CBOT wheat futures lower, loses ground to KCBT

12 Nov, 2005

Wheat futures on the Chicago Board of Trade closed lower on Thursday, losing ground to the Kansas City and Minneapolis markets after the USDA adjusted its wheat ending stocks by class, traders said.
The US Department of Agriculture in its November supply/demand reports cut its estimate of US hard red winter carry-out by 10 million bushels and raised HRW exports by the same amount.
USDA upped the carry-out of US soft red winter and durum wheat by 5 million bushels apiece after cutting SRW and durum exports. Traders said the changes helped build the premium for Kansas City and Minneapolis wheat over Chicago.
"We continued to see spreading going on between the inter-market classes. There was still some buying going on in Kansas City and Minneapolis, and selling Chicago against it," Citigroup analyst Dale Gustafson said.

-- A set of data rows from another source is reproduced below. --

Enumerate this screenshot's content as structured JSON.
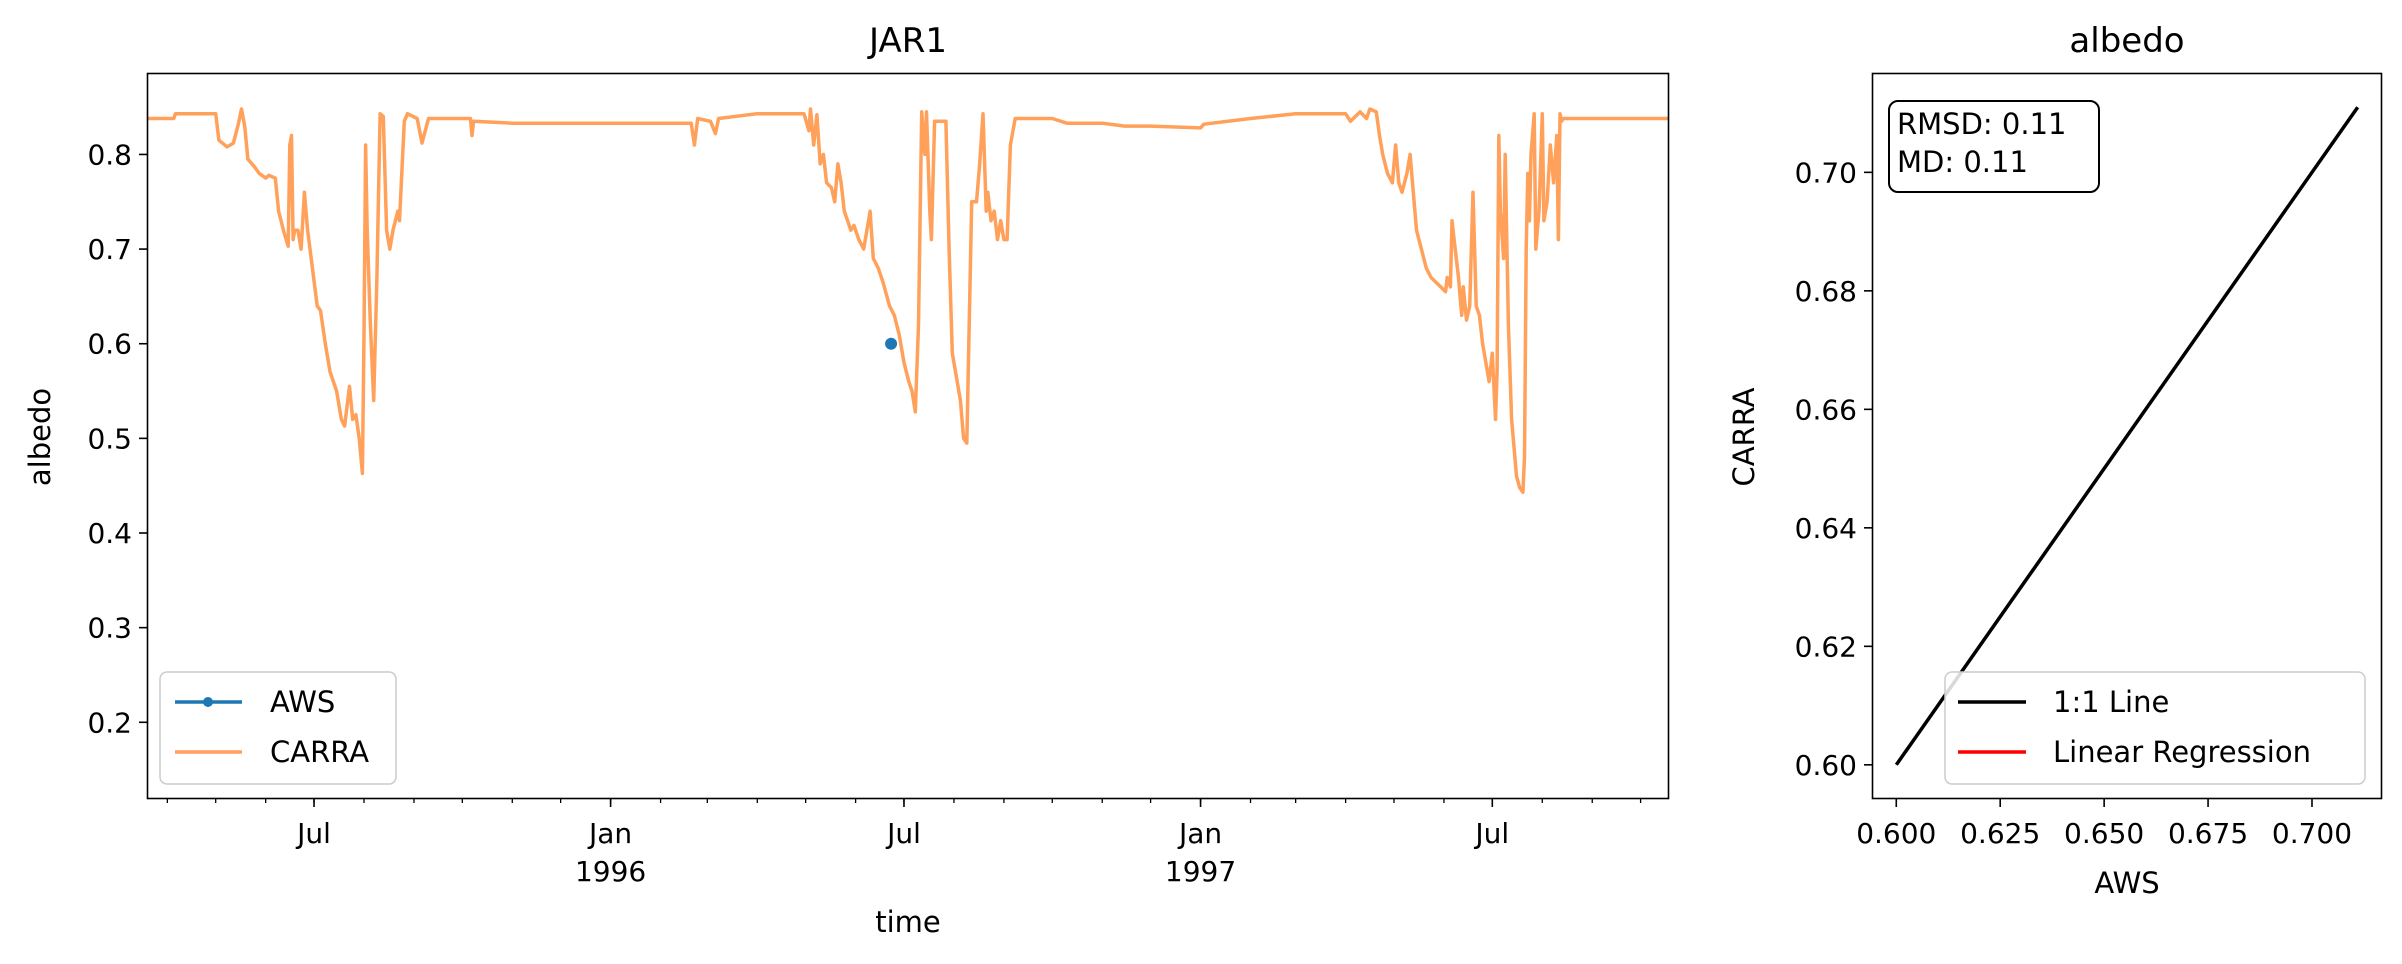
{
  "chart_data": [
    {
      "type": "line",
      "title": "JAR1",
      "xlabel": "time",
      "ylabel": "albedo",
      "xlim": [
        "1995-03-20",
        "1997-10-18"
      ],
      "ylim": [
        0.12,
        0.885
      ],
      "yticks": [
        "0.2",
        "0.3",
        "0.4",
        "0.5",
        "0.6",
        "0.7",
        "0.8"
      ],
      "xticks": [
        {
          "date": "1995-07-01",
          "label": "Jul",
          "sublabel": ""
        },
        {
          "date": "1996-01-01",
          "label": "Jan",
          "sublabel": "1996"
        },
        {
          "date": "1996-07-01",
          "label": "Jul",
          "sublabel": ""
        },
        {
          "date": "1997-01-01",
          "label": "Jan",
          "sublabel": "1997"
        },
        {
          "date": "1997-07-01",
          "label": "Jul",
          "sublabel": ""
        }
      ],
      "minor_ticks_monthly": true,
      "legend": "lower left",
      "grid": false,
      "series": [
        {
          "name": "AWS",
          "color": "#1f77b4",
          "style": "line-marker",
          "points": [
            [
              "1996-06-23",
              0.6
            ]
          ]
        },
        {
          "name": "CARRA",
          "color": "#ffa15a",
          "style": "line",
          "points": [
            [
              "1995-03-20",
              0.838
            ],
            [
              "1995-04-05",
              0.838
            ],
            [
              "1995-04-06",
              0.843
            ],
            [
              "1995-05-01",
              0.843
            ],
            [
              "1995-05-03",
              0.815
            ],
            [
              "1995-05-08",
              0.808
            ],
            [
              "1995-05-12",
              0.812
            ],
            [
              "1995-05-15",
              0.832
            ],
            [
              "1995-05-17",
              0.848
            ],
            [
              "1995-05-19",
              0.83
            ],
            [
              "1995-05-21",
              0.795
            ],
            [
              "1995-05-25",
              0.787
            ],
            [
              "1995-05-28",
              0.78
            ],
            [
              "1995-06-01",
              0.775
            ],
            [
              "1995-06-03",
              0.778
            ],
            [
              "1995-06-07",
              0.775
            ],
            [
              "1995-06-09",
              0.74
            ],
            [
              "1995-06-12",
              0.72
            ],
            [
              "1995-06-15",
              0.703
            ],
            [
              "1995-06-16",
              0.81
            ],
            [
              "1995-06-17",
              0.82
            ],
            [
              "1995-06-18",
              0.71
            ],
            [
              "1995-06-19",
              0.72
            ],
            [
              "1995-06-21",
              0.72
            ],
            [
              "1995-06-23",
              0.7
            ],
            [
              "1995-06-25",
              0.76
            ],
            [
              "1995-06-27",
              0.72
            ],
            [
              "1995-06-30",
              0.68
            ],
            [
              "1995-07-03",
              0.64
            ],
            [
              "1995-07-05",
              0.635
            ],
            [
              "1995-07-08",
              0.6
            ],
            [
              "1995-07-11",
              0.57
            ],
            [
              "1995-07-15",
              0.55
            ],
            [
              "1995-07-18",
              0.52
            ],
            [
              "1995-07-20",
              0.513
            ],
            [
              "1995-07-23",
              0.555
            ],
            [
              "1995-07-25",
              0.52
            ],
            [
              "1995-07-27",
              0.525
            ],
            [
              "1995-07-29",
              0.5
            ],
            [
              "1995-07-31",
              0.463
            ],
            [
              "1995-08-01",
              0.61
            ],
            [
              "1995-08-02",
              0.81
            ],
            [
              "1995-08-03",
              0.72
            ],
            [
              "1995-08-05",
              0.62
            ],
            [
              "1995-08-07",
              0.54
            ],
            [
              "1995-08-09",
              0.67
            ],
            [
              "1995-08-11",
              0.843
            ],
            [
              "1995-08-13",
              0.84
            ],
            [
              "1995-08-15",
              0.72
            ],
            [
              "1995-08-17",
              0.7
            ],
            [
              "1995-08-19",
              0.72
            ],
            [
              "1995-08-22",
              0.74
            ],
            [
              "1995-08-23",
              0.73
            ],
            [
              "1995-08-26",
              0.835
            ],
            [
              "1995-08-28",
              0.843
            ],
            [
              "1995-09-03",
              0.838
            ],
            [
              "1995-09-06",
              0.812
            ],
            [
              "1995-09-10",
              0.838
            ],
            [
              "1995-10-06",
              0.838
            ],
            [
              "1995-10-07",
              0.82
            ],
            [
              "1995-10-08",
              0.835
            ],
            [
              "1995-11-01",
              0.833
            ],
            [
              "1996-02-20",
              0.833
            ],
            [
              "1996-02-22",
              0.81
            ],
            [
              "1996-02-24",
              0.838
            ],
            [
              "1996-03-03",
              0.835
            ],
            [
              "1996-03-06",
              0.822
            ],
            [
              "1996-03-08",
              0.838
            ],
            [
              "1996-04-01",
              0.843
            ],
            [
              "1996-04-30",
              0.843
            ],
            [
              "1996-05-03",
              0.825
            ],
            [
              "1996-05-04",
              0.848
            ],
            [
              "1996-05-06",
              0.81
            ],
            [
              "1996-05-08",
              0.842
            ],
            [
              "1996-05-10",
              0.79
            ],
            [
              "1996-05-12",
              0.8
            ],
            [
              "1996-05-14",
              0.77
            ],
            [
              "1996-05-17",
              0.765
            ],
            [
              "1996-05-19",
              0.75
            ],
            [
              "1996-05-21",
              0.79
            ],
            [
              "1996-05-23",
              0.77
            ],
            [
              "1996-05-25",
              0.74
            ],
            [
              "1996-05-27",
              0.73
            ],
            [
              "1996-05-29",
              0.72
            ],
            [
              "1996-05-31",
              0.725
            ],
            [
              "1996-06-03",
              0.71
            ],
            [
              "1996-06-06",
              0.7
            ],
            [
              "1996-06-08",
              0.72
            ],
            [
              "1996-06-10",
              0.74
            ],
            [
              "1996-06-12",
              0.69
            ],
            [
              "1996-06-15",
              0.68
            ],
            [
              "1996-06-18",
              0.665
            ],
            [
              "1996-06-22",
              0.64
            ],
            [
              "1996-06-25",
              0.63
            ],
            [
              "1996-06-28",
              0.61
            ],
            [
              "1996-07-01",
              0.58
            ],
            [
              "1996-07-04",
              0.56
            ],
            [
              "1996-07-06",
              0.55
            ],
            [
              "1996-07-08",
              0.528
            ],
            [
              "1996-07-10",
              0.62
            ],
            [
              "1996-07-12",
              0.845
            ],
            [
              "1996-07-14",
              0.8
            ],
            [
              "1996-07-15",
              0.845
            ],
            [
              "1996-07-17",
              0.74
            ],
            [
              "1996-07-18",
              0.71
            ],
            [
              "1996-07-20",
              0.835
            ],
            [
              "1996-07-23",
              0.835
            ],
            [
              "1996-07-27",
              0.835
            ],
            [
              "1996-07-29",
              0.7
            ],
            [
              "1996-07-31",
              0.59
            ],
            [
              "1996-08-03",
              0.56
            ],
            [
              "1996-08-05",
              0.54
            ],
            [
              "1996-08-07",
              0.5
            ],
            [
              "1996-08-09",
              0.495
            ],
            [
              "1996-08-12",
              0.75
            ],
            [
              "1996-08-15",
              0.75
            ],
            [
              "1996-08-17",
              0.79
            ],
            [
              "1996-08-19",
              0.843
            ],
            [
              "1996-08-21",
              0.74
            ],
            [
              "1996-08-22",
              0.76
            ],
            [
              "1996-08-24",
              0.73
            ],
            [
              "1996-08-26",
              0.74
            ],
            [
              "1996-08-28",
              0.71
            ],
            [
              "1996-08-30",
              0.73
            ],
            [
              "1996-09-01",
              0.71
            ],
            [
              "1996-09-03",
              0.71
            ],
            [
              "1996-09-05",
              0.81
            ],
            [
              "1996-09-08",
              0.838
            ],
            [
              "1996-10-01",
              0.838
            ],
            [
              "1996-10-10",
              0.833
            ],
            [
              "1996-11-01",
              0.833
            ],
            [
              "1996-11-15",
              0.83
            ],
            [
              "1996-12-01",
              0.83
            ],
            [
              "1997-01-01",
              0.828
            ],
            [
              "1997-01-03",
              0.832
            ],
            [
              "1997-02-01",
              0.838
            ],
            [
              "1997-03-01",
              0.843
            ],
            [
              "1997-04-01",
              0.843
            ],
            [
              "1997-04-04",
              0.835
            ],
            [
              "1997-04-10",
              0.845
            ],
            [
              "1997-04-14",
              0.838
            ],
            [
              "1997-04-16",
              0.848
            ],
            [
              "1997-04-20",
              0.845
            ],
            [
              "1997-04-22",
              0.82
            ],
            [
              "1997-04-24",
              0.8
            ],
            [
              "1997-04-27",
              0.78
            ],
            [
              "1997-04-30",
              0.77
            ],
            [
              "1997-05-02",
              0.81
            ],
            [
              "1997-05-04",
              0.77
            ],
            [
              "1997-05-06",
              0.76
            ],
            [
              "1997-05-09",
              0.78
            ],
            [
              "1997-05-11",
              0.8
            ],
            [
              "1997-05-13",
              0.76
            ],
            [
              "1997-05-15",
              0.72
            ],
            [
              "1997-05-18",
              0.7
            ],
            [
              "1997-05-21",
              0.68
            ],
            [
              "1997-05-24",
              0.67
            ],
            [
              "1997-05-27",
              0.665
            ],
            [
              "1997-05-30",
              0.66
            ],
            [
              "1997-06-02",
              0.655
            ],
            [
              "1997-06-03",
              0.67
            ],
            [
              "1997-06-05",
              0.66
            ],
            [
              "1997-06-06",
              0.73
            ],
            [
              "1997-06-08",
              0.7
            ],
            [
              "1997-06-10",
              0.67
            ],
            [
              "1997-06-12",
              0.63
            ],
            [
              "1997-06-13",
              0.66
            ],
            [
              "1997-06-15",
              0.625
            ],
            [
              "1997-06-17",
              0.64
            ],
            [
              "1997-06-19",
              0.76
            ],
            [
              "1997-06-21",
              0.64
            ],
            [
              "1997-06-23",
              0.63
            ],
            [
              "1997-06-25",
              0.6
            ],
            [
              "1997-06-27",
              0.58
            ],
            [
              "1997-06-29",
              0.56
            ],
            [
              "1997-07-01",
              0.59
            ],
            [
              "1997-07-03",
              0.52
            ],
            [
              "1997-07-04",
              0.57
            ],
            [
              "1997-07-05",
              0.82
            ],
            [
              "1997-07-06",
              0.74
            ],
            [
              "1997-07-08",
              0.69
            ],
            [
              "1997-07-09",
              0.8
            ],
            [
              "1997-07-11",
              0.62
            ],
            [
              "1997-07-13",
              0.52
            ],
            [
              "1997-07-15",
              0.48
            ],
            [
              "1997-07-16",
              0.46
            ],
            [
              "1997-07-18",
              0.448
            ],
            [
              "1997-07-20",
              0.443
            ],
            [
              "1997-07-21",
              0.48
            ],
            [
              "1997-07-22",
              0.7
            ],
            [
              "1997-07-23",
              0.78
            ],
            [
              "1997-07-24",
              0.73
            ],
            [
              "1997-07-25",
              0.8
            ],
            [
              "1997-07-27",
              0.843
            ],
            [
              "1997-07-28",
              0.7
            ],
            [
              "1997-07-30",
              0.74
            ],
            [
              "1997-08-01",
              0.843
            ],
            [
              "1997-08-02",
              0.73
            ],
            [
              "1997-08-04",
              0.75
            ],
            [
              "1997-08-06",
              0.81
            ],
            [
              "1997-08-08",
              0.77
            ],
            [
              "1997-08-10",
              0.82
            ],
            [
              "1997-08-11",
              0.71
            ],
            [
              "1997-08-12",
              0.843
            ],
            [
              "1997-08-13",
              0.835
            ],
            [
              "1997-08-14",
              0.838
            ],
            [
              "1997-10-18",
              0.838
            ]
          ]
        }
      ]
    },
    {
      "type": "scatter",
      "title": "albedo",
      "xlabel": "AWS",
      "ylabel": "CARRA",
      "xlim": [
        0.5944,
        0.7166
      ],
      "ylim": [
        0.5944,
        0.7166
      ],
      "xticks": [
        "0.600",
        "0.625",
        "0.650",
        "0.675",
        "0.700"
      ],
      "yticks": [
        "0.60",
        "0.62",
        "0.64",
        "0.66",
        "0.68",
        "0.70"
      ],
      "stats": [
        "RMSD: 0.11",
        "MD: 0.11"
      ],
      "legend": "lower right",
      "series": [
        {
          "name": "1:1 Line",
          "color": "#000000",
          "x": [
            0.6,
            0.711
          ],
          "y": [
            0.6,
            0.711
          ]
        },
        {
          "name": "Linear Regression",
          "color": "#ff0000",
          "x": [],
          "y": []
        }
      ]
    }
  ]
}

CBOT December wheat closed down 5-1/4 cents at $3.09-3/4 per bushel but held above its contract low of $3.08-3/4, set on Monday. Deferreds closed down 3 to 6 cents.
Funds sold 4,000 contracts on the day, adding to their net short position in CBOT wheat.
Trading volume was heavy as funds continued to roll positions forward ahead of first notice day for the December contract on November 30. Volume was estimated by the exchange at 76,966 futures and 4,881 options.
CBOT December rallied briefly early in the session, with buy-stops hit around $3.15-1/2, traders said. But prices turned lower when follow-through buying failed to emerge.
USDA pegged 2005/06 US all-wheat ending stocks at 530 million bushels, unchanged from October but below an average of analysts' estimates for 537 million.
USDA's weekly export sales report underscored foreign buyers' recent preference for hard wheat.
USDA reported export sales of US wheat last week at 1.397 million tonnes, including a sale of 800,000 tonnes of HRW wheat to Iraq. Weekly sales of SRW wheat totalled only 10,900 tonnes.
Export activity overnight included Japan's purchase of 142,000 tonnes of wheat, with 86,000 tonnes coming from the United States.
Jordan postponed a tender to buy 100,000 tonnes of wheat following the series of bomb blasts in the country's capital of Amman.
Private forecaster Meteorlogix said more rain was needed in the southern portion of the US Plains hard red winter wheat belt. Above to much above normal temperatures and below-normal rainfall were stressing crops in Texas and Oklahoma.
Conditions were mostly favourable in the Midwest soft red winter wheat belt, Meteorlogix said, but more rain would help southern reaches of the region. Cash basis bids for SRW wheat were steady.